Ce rebondissement représente un nouveau coup porté à l’image de marque d’un groupe englué dans ce scandale de corruption et de trafic d’influence qui dure depuis des mois.

« Il est avéré qu’il est nécessaire d’arrêter (M. Lee) à la lumière d’un nouveau chef d’accusation et de nouvelles preuves », a annoncé dans un communiqué un porte-parole du tribunal auquel les enquêteurs chargés de l’affaire avaient demandé de délivrer un mandat d’arrêt.

M. Lee avait déjà été placé dans un centre de détention en attendant la décision de la justice. Il devra y rester jusqu’à une inculpation et un procès éventuels, processus qui pourrait durer des mois.

Samsung a réagi avec mesure tandis que diverses filiales cédaient du terrain à la Bourse de Séoul. Son navire amiral Samsung Electronics, premier fabricant mondial de smartphones, a perdu 0,4%.

« Nous ferons de notre mieux pour que la vérité soit dévoilée lors du processus judiciaire ultérieur », a dit le groupe dans un communiqué.

– Fondations douteuses –

M. Lee a déjà été interrogé plusieurs fois dans cette affaire. Il y a un mois, il avait échappé de justesse à l’arrestation, la justice ayant estimé que les preuves n’étaient pas assez solides.

Les enquêteurs ont renouvelé leur demande de mandat d’arrêt après avoir mis au jour de nouveaux éléments à charge selon eux.

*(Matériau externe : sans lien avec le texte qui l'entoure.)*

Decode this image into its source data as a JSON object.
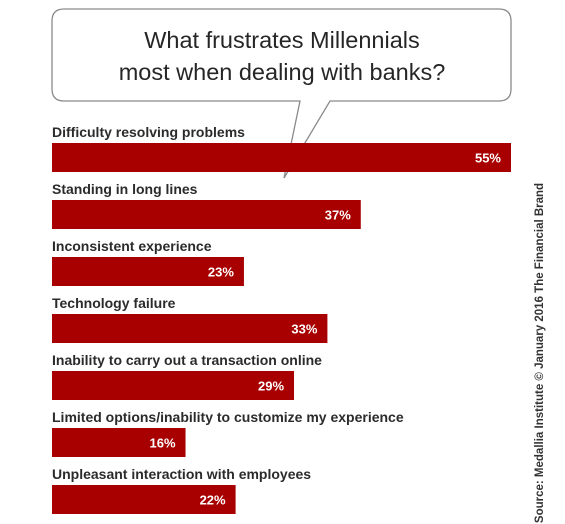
{
  "title_lines": [
    "What frustrates Millennials",
    "most when dealing with banks?"
  ],
  "source": "Source: Medallia Institute © January 2016 The Financial Brand",
  "colors": {
    "bar": "#a80000",
    "bubble_stroke": "#8a8a8a",
    "text": "#2b2b2b"
  },
  "chart_data": {
    "type": "bar",
    "orientation": "horizontal",
    "categories": [
      "Difficulty resolving problems",
      "Standing in long lines",
      "Inconsistent experience",
      "Technology failure",
      "Inability to carry out a transaction online",
      "Limited options/inability to customize my experience",
      "Unpleasant interaction with employees"
    ],
    "values": [
      55,
      37,
      23,
      33,
      29,
      16,
      22
    ],
    "value_labels": [
      "55%",
      "37%",
      "23%",
      "33%",
      "29%",
      "16%",
      "22%"
    ],
    "xlim": [
      0,
      55
    ],
    "grid": false,
    "legend": "none"
  }
}
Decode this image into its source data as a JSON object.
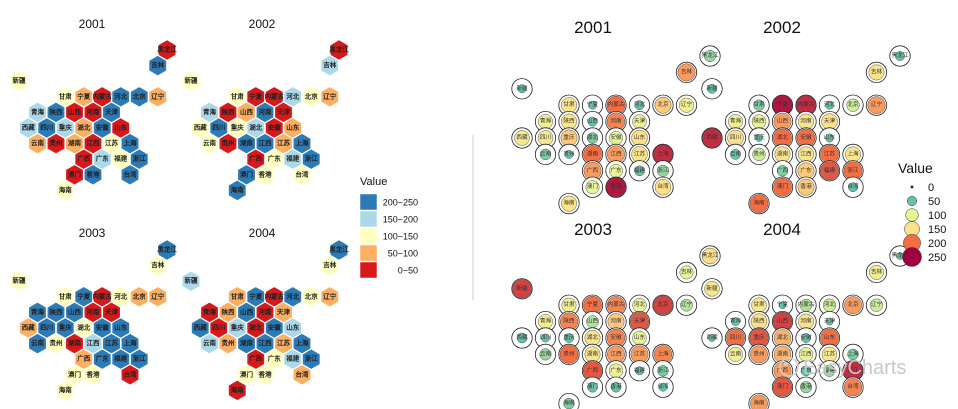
{
  "colors": {
    "hex_bins": [
      "#d7191c",
      "#fdae61",
      "#ffffbf",
      "#abd9e9",
      "#2c7bb6"
    ],
    "divider": "#cccccc",
    "circle_ring": "#222222"
  },
  "watermark": "EasyCharts",
  "chart_data": [
    {
      "type": "hexbin-map",
      "panels": [
        {
          "title": "2001",
          "values": [
            40,
            240,
            130,
            120,
            80,
            30,
            210,
            220,
            70,
            170,
            240,
            20,
            10,
            240,
            180,
            200,
            170,
            90,
            220,
            10,
            60,
            30,
            80,
            10,
            120,
            200,
            20,
            160,
            130,
            220,
            20,
            250,
            230,
            110
          ]
        },
        {
          "title": "2002",
          "values": [
            20,
            180,
            120,
            130,
            20,
            30,
            160,
            130,
            60,
            160,
            20,
            90,
            230,
            20,
            120,
            240,
            120,
            160,
            30,
            80,
            110,
            30,
            210,
            230,
            80,
            220,
            20,
            100,
            160,
            210,
            200,
            140,
            110,
            240
          ]
        },
        {
          "title": "2003",
          "values": [
            220,
            100,
            130,
            140,
            220,
            20,
            130,
            90,
            70,
            230,
            230,
            200,
            30,
            40,
            70,
            240,
            210,
            110,
            240,
            220,
            240,
            130,
            30,
            170,
            200,
            230,
            90,
            210,
            220,
            210,
            120,
            110,
            30,
            130
          ]
        },
        {
          "title": "2004",
          "values": [
            200,
            110,
            170,
            80,
            220,
            20,
            200,
            100,
            80,
            30,
            60,
            210,
            20,
            50,
            210,
            20,
            170,
            30,
            230,
            180,
            160,
            70,
            220,
            210,
            70,
            230,
            20,
            120,
            180,
            210,
            120,
            140,
            70,
            20
          ]
        }
      ],
      "legend": {
        "title": "Value",
        "position": "right",
        "items": [
          {
            "label": "200~250",
            "color": "#2c7bb6"
          },
          {
            "label": "150~200",
            "color": "#abd9e9"
          },
          {
            "label": "100~150",
            "color": "#ffffbf"
          },
          {
            "label": "50~100",
            "color": "#fdae61"
          },
          {
            "label": "0~50",
            "color": "#d7191c"
          }
        ]
      }
    },
    {
      "type": "bubble-grid-map",
      "panels": [
        {
          "title": "2001",
          "values": [
            70,
            180,
            30,
            140,
            30,
            200,
            40,
            160,
            120,
            120,
            140,
            40,
            190,
            110,
            130,
            130,
            160,
            60,
            100,
            150,
            60,
            30,
            200,
            180,
            150,
            230,
            180,
            100,
            50,
            70,
            100,
            240,
            150,
            140
          ]
        },
        {
          "title": "2002",
          "values": [
            40,
            140,
            40,
            60,
            240,
            230,
            30,
            90,
            180,
            120,
            110,
            180,
            140,
            150,
            230,
            150,
            20,
            200,
            200,
            30,
            50,
            90,
            140,
            140,
            200,
            140,
            60,
            160,
            210,
            200,
            200,
            160,
            40,
            200
          ]
        },
        {
          "title": "2003",
          "values": [
            150,
            100,
            220,
            120,
            200,
            190,
            110,
            220,
            80,
            120,
            190,
            80,
            160,
            210,
            50,
            30,
            40,
            140,
            190,
            110,
            70,
            200,
            140,
            180,
            180,
            190,
            210,
            110,
            30,
            60,
            50,
            50,
            30,
            60
          ]
        },
        {
          "title": "2004",
          "values": [
            20,
            120,
            130,
            130,
            20,
            80,
            90,
            180,
            90,
            30,
            150,
            220,
            140,
            20,
            20,
            200,
            210,
            170,
            40,
            200,
            120,
            180,
            170,
            110,
            130,
            60,
            180,
            50,
            70,
            230,
            210,
            70,
            190,
            180
          ]
        }
      ],
      "legend": {
        "title": "Value",
        "position": "right",
        "items": [
          {
            "label": "0",
            "value": 0,
            "color": "#111111"
          },
          {
            "label": "50",
            "value": 50,
            "color": "#66c2a5"
          },
          {
            "label": "100",
            "value": 100,
            "color": "#e6f598"
          },
          {
            "label": "150",
            "value": 150,
            "color": "#fee08b"
          },
          {
            "label": "200",
            "value": 200,
            "color": "#f46d43"
          },
          {
            "label": "250",
            "value": 250,
            "color": "#9e0142"
          }
        ]
      }
    }
  ],
  "provinces": [
    "黑龙江",
    "吉林",
    "新疆",
    "甘肃",
    "宁夏",
    "内蒙古",
    "河北",
    "北京",
    "辽宁",
    "青海",
    "陕西",
    "山西",
    "河南",
    "天津",
    "西藏",
    "四川",
    "重庆",
    "湖北",
    "安徽",
    "山东",
    "云南",
    "贵州",
    "湖南",
    "江西",
    "江苏",
    "上海",
    "广西",
    "广东",
    "福建",
    "浙江",
    "澳门",
    "香港",
    "台湾",
    "海南"
  ]
}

Ils ont expliqué qu’ils souhaitaient l’interroger à nouveau samedi, ce qui l’expose à une apparition en public menottes aux poignets.

Ce placement en détention envoie une onde de choc dans les rangs du « chaebol » géant, qui pèse un cinquième de l’économie sud-coréenne.

« C’est un coup à court terme pour l’image de marque de Samsung en tant qu’acteur international », a jugé Greg Rog, analyste chez HMC Investment Securities.

Pour Lee Seung-Woo, d’IBK Investment Securities, le groupe pourrait s’abstenir d’effectuer des investissements à long terme comme des fusions à l’étranger ou des acquisitions.

Samsung se remettait déjà à peine de la débâcle du rappel planétaire de son Galaxy Note 7 aux batteries explosives.

Le père et le grand-père de M. Lee ont eu à plusieurs reprises maille à partir avec la justice mais n’ont jamais été emprisonnés.

Le scandale est centré sur l’amie de 40 ans de la présidente, Choi Soon-Sil, soupçonnée d’avoir contraint les grands groupes industriels à « donner » près de 70 millions de dollars à des fondations douteuses sous son contrôle.

– Fusion controversée –

Samsung est celui qui s’est montré le plus généreux. Il a également versé à Mme Choi des millions d’euros, sous couvert de financer en Allemagne les entraînements sportifs de cavaliers sud-coréens, parmi lesquels la fille de Mme Choi.

Le tribunal a refusé de délivrer un second mandat d’arrêt contre un autre cadre de Samsung, qui dirige également la Fédération équestre de Corée, jugeant son rôle minime.

M. Lee est devenu le patron de facto de Samsung après la crise cardiaque de son père en 2014.